With the combination of these two optimizations for operations like full file copy which are write intensive operations, what will essentially happen is for the first write a pre-op will happen. Then for the last write on the file post-op happens. So for all the write transactions between first write and last write afr reduced network operations from 5 to 3.

####Eager-locking:
This optimization comes into picture when only one file descriptor is open on the file and performing writes just like in the previous optimization. What this optimization does is it takes a full file lock on the file irrespective of the offset, size of the write, so that lock acquired by write1 can be piggybacked by write2 and write2 takes the responsibility of unlocking it. both write1, write2 will have same lock owner and afr takes the responsibility of serializing overlapping writes so that replication consistency is maintained.

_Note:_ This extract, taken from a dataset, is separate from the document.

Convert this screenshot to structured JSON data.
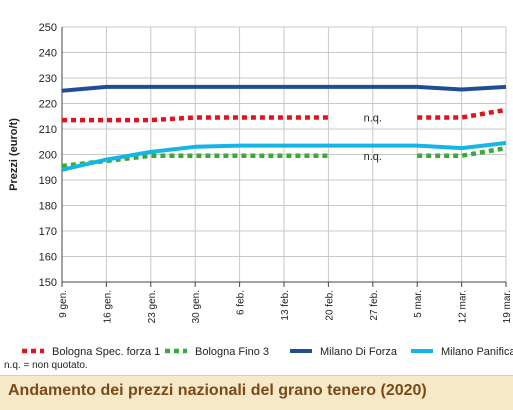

With the combination of these optimizations for operations like full file copy which are write intensive operations, what will essentially happen is for the first write a pre-op, full-file lock will happen. Then for the last write on the file post-op, unlock happens. So for all the write transactions between first write and last write afr reduced network operations from 5 to 1.

###Quorum in afr:
To avoid split-brains, afr employs the following quorum policies.
 - In replica set with odd number of bricks, replica set is said to be in quorum if more than half of the bricks are up.
 - In replica set with even number of bricks, if more than half of the bricks are up then it is said to be in quorum but if number of bricks that are up is equal to number of bricks that are down then, it is said to be in quorum if the first brick is also up in the set of bricks that are up.

When quorum is not met in the replica set then modify operations on the mount are not allowed by afr.

###Self-heal daemon and Index translator usage by afr:

####Index xlator:
On each brick index xlator is loaded. This xlator keeps track of what is happening in afr's pre-op and post-op. If there is an ongoing I/O or a pending self-heal, changelog xattrs would have non-zero values. Whenever xattrop/fxattrop fop (pre-op, post-ops are done using these fops) comes to index xlator a link (with gfid as name of the file on which the fop is performed) is added in <brick>/.glusterfs/indices/xattrop directory. If the value returned by the fop is zero the link is removed from the index otherwise it is kept until zero is returned in the subsequent xattrop/fxattrop fops.

####Self-heal-daemon:
self-heal-daemon process keeps running on each machine of the trusted storage pool. This process has afr xlators of all the volumes which are started. Its job is to crawl indices on bricks that are local to that machine. If any of the files represented by the gfid of the link name need healing and automatically heal them. This operation is performed every 10 minutes for each replica set. Additionally when a brick comes online also this operation is performed.